The number of players in the EU institutions, the 23 different languages, coupled with a re-nationalization of political power in the wake of the 2008 financial crisis, also add to the complexity.
“The more people there are around the Council table, the more views you have, the more different agendas there are and the harder it is to find a compromise,” said Wunnerlich. “We’re almost getting to the point where we’re not sure what the game we’re playing is anymore.”
This sort of expertise comes at a premium since knowing how the system works can’t easily be gleaned from browsing the internet.
“Consultancies focusing on higher value strategic work are continuing to grow in this crowded market,” said Ruud Wassen, director of Teneo Strategy’s Brussels office. “The rest is commodity-type work which will remain tough in terms of retaining the best and brightest with ever lower profit margins.”
Internet echo chamber
It’s not only the number of voices in the room that’s forcing consultancies to work harder to keep clients happy.

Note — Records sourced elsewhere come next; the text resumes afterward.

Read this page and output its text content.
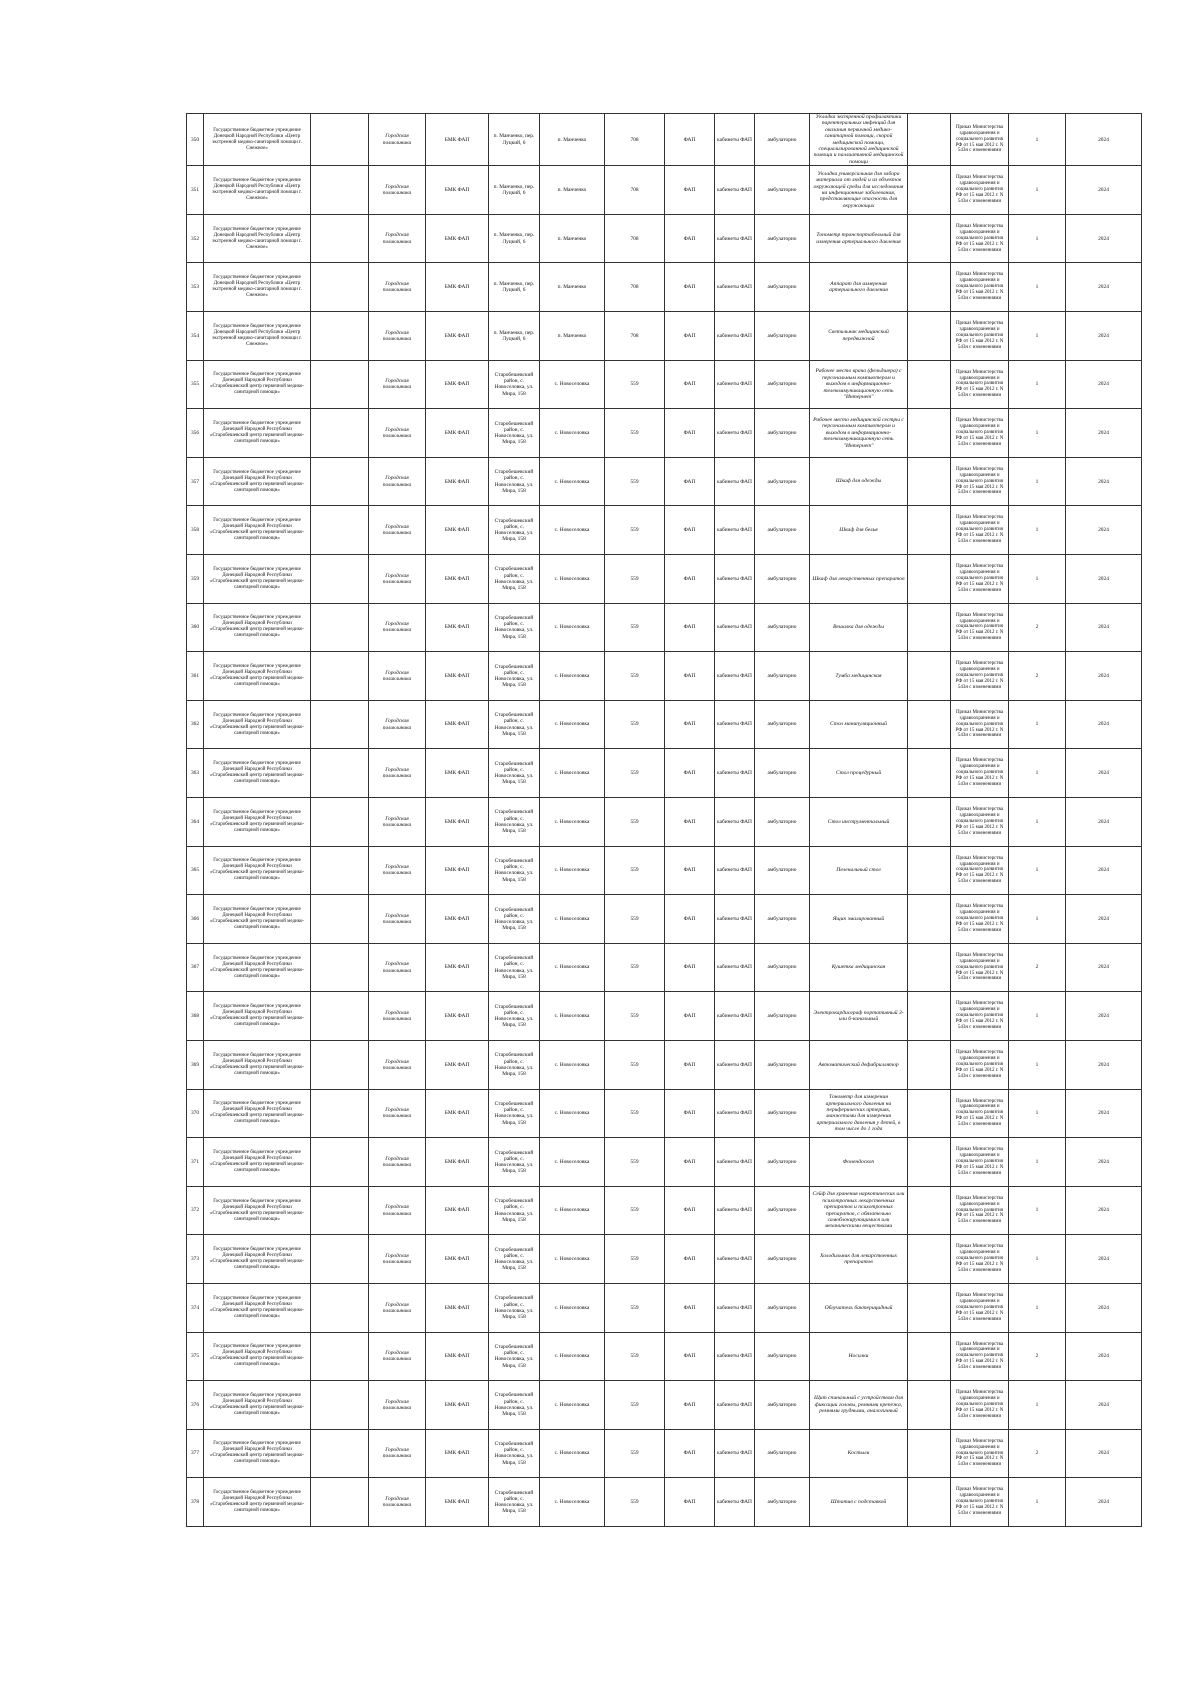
350	Государственное бюджетное учреждение Донецкой Народной Республики «Центр экстренной медико-санитарной помощи г. Снежное»		Городская поликлиника	БМК ФАП	п. Манченко, пер. Луцкий, 6	п. Манченко	708	ФАП	кабинеты ФАП	амбулаторно	Укладка экстренной профилактики парентеральных инфекций для оказания первичной медико-санитарной помощи, скорой медицинской помощи, специализированной медицинской помощи и паллиативной медицинской помощи		Приказ Министерства здравоохранения и социального развития РФ от 15 мая 2012 г. N 543н с изменениями	1	2024
351	Государственное бюджетное учреждение Донецкой Народной Республики «Центр экстренной медико-санитарной помощи г. Снежное»		Городская поликлиника	БМК ФАП	п. Манченко, пер. Луцкий, 6	п. Манченко	708	ФАП	кабинеты ФАП	амбулаторно	Укладка универсальная для забора материала от людей и из объектов окружающей среды для исследования на инфекционные заболевания, представляющие опасность для окружающих		Приказ Министерства здравоохранения и социального развития РФ от 15 мая 2012 г. N 543н с изменениями	1	2024
352	Государственное бюджетное учреждение Донецкой Народной Республики «Центр экстренной медико-санитарной помощи г. Снежное»		Городская поликлиника	БМК ФАП	п. Манченко, пер. Луцкий, 6	п. Манченко	708	ФАП	кабинеты ФАП	амбулаторно	Тонометр транспортабельный для измерения артериального давления		Приказ Министерства здравоохранения и социального развития РФ от 15 мая 2012 г. N 543н с изменениями	1	2024
353	Государственное бюджетное учреждение Донецкой Народной Республики «Центр экстренной медико-санитарной помощи г. Снежное»		Городская поликлиника	БМК ФАП	п. Манченко, пер. Луцкий, 6	п. Манченко	708	ФАП	кабинеты ФАП	амбулаторно	Аппарат для измерения артериального давления		Приказ Министерства здравоохранения и социального развития РФ от 15 мая 2012 г. N 543н с изменениями	1	2024
354	Государственное бюджетное учреждение Донецкой Народной Республики «Центр экстренной медико-санитарной помощи г. Снежное»		Городская поликлиника	БМК ФАП	п. Манченко, пер. Луцкий, 6	п. Манченко	708	ФАП	кабинеты ФАП	амбулаторно	Светильник медицинский передвижной		Приказ Министерства здравоохранения и социального развития РФ от 15 мая 2012 г. N 543н с изменениями	1	2024
355	Государственное бюджетное учреждение Донецкой Народной Республики «Старобешевский центр первичной медико-санитарной помощи»		Городская поликлиника	БМК ФАП	Старобешевский район, с. Новоселовка, ул. Мира, 158	с. Новоселовка	559	ФАП	кабинеты ФАП	амбулаторно	Рабочее место врача (фельдшера) с персональным компьютером и выходом в информационно-телекоммуникационную сеть "Интернет"		Приказ Министерства здравоохранения и социального развития РФ от 15 мая 2012 г. N 543н с изменениями	1	2024
356	Государственное бюджетное учреждение Донецкой Народной Республики «Старобешевский центр первичной медико-санитарной помощи»		Городская поликлиника	БМК ФАП	Старобешевский район, с. Новоселовка, ул. Мира, 158	с. Новоселовка	559	ФАП	кабинеты ФАП	амбулаторно	Рабочее место медицинской сестры с персональным компьютером и выходом в информационно-телекоммуникационную сеть "Интернет"		Приказ Министерства здравоохранения и социального развития РФ от 15 мая 2012 г. N 543н с изменениями	1	2024
357	Государственное бюджетное учреждение Донецкой Народной Республики «Старобешевский центр первичной медико-санитарной помощи»		Городская поликлиника	БМК ФАП	Старобешевский район, с. Новоселовка, ул. Мира, 158	с. Новоселовка	559	ФАП	кабинеты ФАП	амбулаторно	Шкаф для одежды		Приказ Министерства здравоохранения и социального развития РФ от 15 мая 2012 г. N 543н с изменениями	1	2024
358	Государственное бюджетное учреждение Донецкой Народной Республики «Старобешевский центр первичной медико-санитарной помощи»		Городская поликлиника	БМК ФАП	Старобешевский район, с. Новоселовка, ул. Мира, 158	с. Новоселовка	559	ФАП	кабинеты ФАП	амбулаторно	Шкаф для белья		Приказ Министерства здравоохранения и социального развития РФ от 15 мая 2012 г. N 543н с изменениями	1	2024
359	Государственное бюджетное учреждение Донецкой Народной Республики «Старобешевский центр первичной медико-санитарной помощи»		Городская поликлиника	БМК ФАП	Старобешевский район, с. Новоселовка, ул. Мира, 158	с. Новоселовка	559	ФАП	кабинеты ФАП	амбулаторно	Шкаф для лекарственных препаратов		Приказ Министерства здравоохранения и социального развития РФ от 15 мая 2012 г. N 543н с изменениями	1	2024
360	Государственное бюджетное учреждение Донецкой Народной Республики «Старобешевский центр первичной медико-санитарной помощи»		Городская поликлиника	БМК ФАП	Старобешевский район, с. Новоселовка, ул. Мира, 158	с. Новоселовка	559	ФАП	кабинеты ФАП	амбулаторно	Вешалка для одежды		Приказ Министерства здравоохранения и социального развития РФ от 15 мая 2012 г. N 543н с изменениями	2	2024
361	Государственное бюджетное учреждение Донецкой Народной Республики «Старобешевский центр первичной медико-санитарной помощи»		Городская поликлиника	БМК ФАП	Старобешевский район, с. Новоселовка, ул. Мира, 158	с. Новоселовка	559	ФАП	кабинеты ФАП	амбулаторно	Тумба медицинская		Приказ Министерства здравоохранения и социального развития РФ от 15 мая 2012 г. N 543н с изменениями	2	2024
362	Государственное бюджетное учреждение Донецкой Народной Республики «Старобешевский центр первичной медико-санитарной помощи»		Городская поликлиника	БМК ФАП	Старобешевский район, с. Новоселовка, ул. Мира, 158	с. Новоселовка	559	ФАП	кабинеты ФАП	амбулаторно	Стол манипуляционный		Приказ Министерства здравоохранения и социального развития РФ от 15 мая 2012 г. N 543н с изменениями	1	2024
363	Государственное бюджетное учреждение Донецкой Народной Республики «Старобешевский центр первичной медико-санитарной помощи»		Городская поликлиника	БМК ФАП	Старобешевский район, с. Новоселовка, ул. Мира, 158	с. Новоселовка	559	ФАП	кабинеты ФАП	амбулаторно	Стол процедурный		Приказ Министерства здравоохранения и социального развития РФ от 15 мая 2012 г. N 543н с изменениями	1	2024
364	Государственное бюджетное учреждение Донецкой Народной Республики «Старобешевский центр первичной медико-санитарной помощи»		Городская поликлиника	БМК ФАП	Старобешевский район, с. Новоселовка, ул. Мира, 158	с. Новоселовка	559	ФАП	кабинеты ФАП	амбулаторно	Стол инструментальный		Приказ Министерства здравоохранения и социального развития РФ от 15 мая 2012 г. N 543н с изменениями	1	2024
365	Государственное бюджетное учреждение Донецкой Народной Республики «Старобешевский центр первичной медико-санитарной помощи»		Городская поликлиника	БМК ФАП	Старобешевский район, с. Новоселовка, ул. Мира, 158	с. Новоселовка	559	ФАП	кабинеты ФАП	амбулаторно	Пеленальный стол		Приказ Министерства здравоохранения и социального развития РФ от 15 мая 2012 г. N 543н с изменениями	1	2024
366	Государственное бюджетное учреждение Донецкой Народной Республики «Старобешевский центр первичной медико-санитарной помощи»		Городская поликлиника	БМК ФАП	Старобешевский район, с. Новоселовка, ул. Мира, 158	с. Новоселовка	559	ФАП	кабинеты ФАП	амбулаторно	Ящик эмалированный		Приказ Министерства здравоохранения и социального развития РФ от 15 мая 2012 г. N 543н с изменениями	1	2024
367	Государственное бюджетное учреждение Донецкой Народной Республики «Старобешевский центр первичной медико-санитарной помощи»		Городская поликлиника	БМК ФАП	Старобешевский район, с. Новоселовка, ул. Мира, 158	с. Новоселовка	559	ФАП	кабинеты ФАП	амбулаторно	Кушетка медицинская		Приказ Министерства здравоохранения и социального развития РФ от 15 мая 2012 г. N 543н с изменениями	2	2024
368	Государственное бюджетное учреждение Донецкой Народной Республики «Старобешевский центр первичной медико-санитарной помощи»		Городская поликлиника	БМК ФАП	Старобешевский район, с. Новоселовка, ул. Мира, 158	с. Новоселовка	559	ФАП	кабинеты ФАП	амбулаторно	Электрокардиограф портативный 3- или 6-канальный		Приказ Министерства здравоохранения и социального развития РФ от 15 мая 2012 г. N 543н с изменениями	1	2024
369	Государственное бюджетное учреждение Донецкой Народной Республики «Старобешевский центр первичной медико-санитарной помощи»		Городская поликлиника	БМК ФАП	Старобешевский район, с. Новоселовка, ул. Мира, 158	с. Новоселовка	559	ФАП	кабинеты ФАП	амбулаторно	Автоматический дефибриллятор		Приказ Министерства здравоохранения и социального развития РФ от 15 мая 2012 г. N 543н с изменениями	1	2024
370	Государственное бюджетное учреждение Донецкой Народной Республики «Старобешевский центр первичной медико-санитарной помощи»		Городская поликлиника	БМК ФАП	Старобешевский район, с. Новоселовка, ул. Мира, 158	с. Новоселовка	559	ФАП	кабинеты ФАП	амбулаторно	Тонометр для измерения артериального давления на периферических артериях, манжетами для измерения артериального давления у детей, в том числе до 1 года		Приказ Министерства здравоохранения и социального развития РФ от 15 мая 2012 г. N 543н с изменениями	1	2024
371	Государственное бюджетное учреждение Донецкой Народной Республики «Старобешевский центр первичной медико-санитарной помощи»		Городская поликлиника	БМК ФАП	Старобешевский район, с. Новоселовка, ул. Мира, 158	с. Новоселовка	559	ФАП	кабинеты ФАП	амбулаторно	Фонендоскоп		Приказ Министерства здравоохранения и социального развития РФ от 15 мая 2012 г. N 543н с изменениями	1	2024
372	Государственное бюджетное учреждение Донецкой Народной Республики «Старобешевский центр первичной медико-санитарной помощи»		Городская поликлиника	БМК ФАП	Старобешевский район, с. Новоселовка, ул. Мира, 158	с. Новоселовка	559	ФАП	кабинеты ФАП	амбулаторно	Сейф для хранения наркотических или психотропных лекарственных препаратов и психотропных препаратов, с обязательно самоблокирующимися или механическими веществами		Приказ Министерства здравоохранения и социального развития РФ от 15 мая 2012 г. N 543н с изменениями	1	2024
373	Государственное бюджетное учреждение Донецкой Народной Республики «Старобешевский центр первичной медико-санитарной помощи»		Городская поликлиника	БМК ФАП	Старобешевский район, с. Новоселовка, ул. Мира, 158	с. Новоселовка	559	ФАП	кабинеты ФАП	амбулаторно	Холодильник для лекарственных препаратов		Приказ Министерства здравоохранения и социального развития РФ от 15 мая 2012 г. N 543н с изменениями	1	2024
374	Государственное бюджетное учреждение Донецкой Народной Республики «Старобешевский центр первичной медико-санитарной помощи»		Городская поликлиника	БМК ФАП	Старобешевский район, с. Новоселовка, ул. Мира, 158	с. Новоселовка	559	ФАП	кабинеты ФАП	амбулаторно	Облучатель бактерицидный		Приказ Министерства здравоохранения и социального развития РФ от 15 мая 2012 г. N 543н с изменениями	1	2024
375	Государственное бюджетное учреждение Донецкой Народной Республики «Старобешевский центр первичной медико-санитарной помощи»		Городская поликлиника	БМК ФАП	Старобешевский район, с. Новоселовка, ул. Мира, 158	с. Новоселовка	559	ФАП	кабинеты ФАП	амбулаторно	Носилки		Приказ Министерства здравоохранения и социального развития РФ от 15 мая 2012 г. N 543н с изменениями	2	2024
376	Государственное бюджетное учреждение Донецкой Народной Республики «Старобешевский центр первичной медико-санитарной помощи»		Городская поликлиника	БМК ФАП	Старобешевский район, с. Новоселовка, ул. Мира, 158	с. Новоселовка	559	ФАП	кабинеты ФАП	амбулаторно	Щит спинальный с устройством для фиксации головы, ремнями крепежа, ремнями грудными, аналогичный		Приказ Министерства здравоохранения и социального развития РФ от 15 мая 2012 г. N 543н с изменениями	1	2024
377	Государственное бюджетное учреждение Донецкой Народной Республики «Старобешевский центр первичной медико-санитарной помощи»		Городская поликлиника	БМК ФАП	Старобешевский район, с. Новоселовка, ул. Мира, 158	с. Новоселовка	559	ФАП	кабинеты ФАП	амбулаторно	Костыли		Приказ Министерства здравоохранения и социального развития РФ от 15 мая 2012 г. N 543н с изменениями	2	2024
378	Государственное бюджетное учреждение Донецкой Народной Республики «Старобешевский центр первичной медико-санитарной помощи»		Городская поликлиника	БМК ФАП	Старобешевский район, с. Новоселовка, ул. Мира, 158	с. Новоселовка	559	ФАП	кабинеты ФАП	амбулаторно	Штатив с подставкой		Приказ Министерства здравоохранения и социального развития РФ от 15 мая 2012 г. N 543н с изменениями	1	2024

The rise of digital communication and social media has blown open the arena in which interested groups and individuals can influence lawmakers and regulators, something many Brussels consultancies started responding to only a few years ago.
The driver for this change has been the resource-poor but passion-heavy NGO community, which wised up to the power of the internet long before the consultancies.
They’ve made the influence game a harder one to play and “more emotional compared to 25 years ago,” said Boussagol. “The role of NGOs and how they use social media, all of this makes our work different.”
Their strength lies in their ability to translate dense jargon-heavy discussions into easy-to-digest messages that then ricochet across social media, faster than most corporate behemoths can handle.
“A lot of very passionate campaigners… managed to really politicize [discussions on the general data protection regulation in 2013] and moved them out of the technical sphere,” said Corporate Europe Observatory’s Oliver Hoedeman, describing how broad networks of NGOs use the internet to get the masses involved.
One consultancy that has prioritized digital comms is Weber Shandwick, whose purchase of the Scandinavian firm Prime in 2014 and digital startup Flipside last year confirmed the shift away from traditional public affairs lobbying.
Even so, Washington-based Beekeper Group, which develops digital campaigns for its clients that mimic those adopted by successful NGO campaigners, sees a gap in the market.
“Typically Brussels has been very white paper heavy, very legislative heavy, and that hasn’t really translated into how this affects the average person in day-to-day life,” said Beekeeper’s Henri Makembe. His colleague Mike Panetta agreed, saying there’s a need for “a much more creative approach” to how issues “are promoted beyond the Brussels bubble.”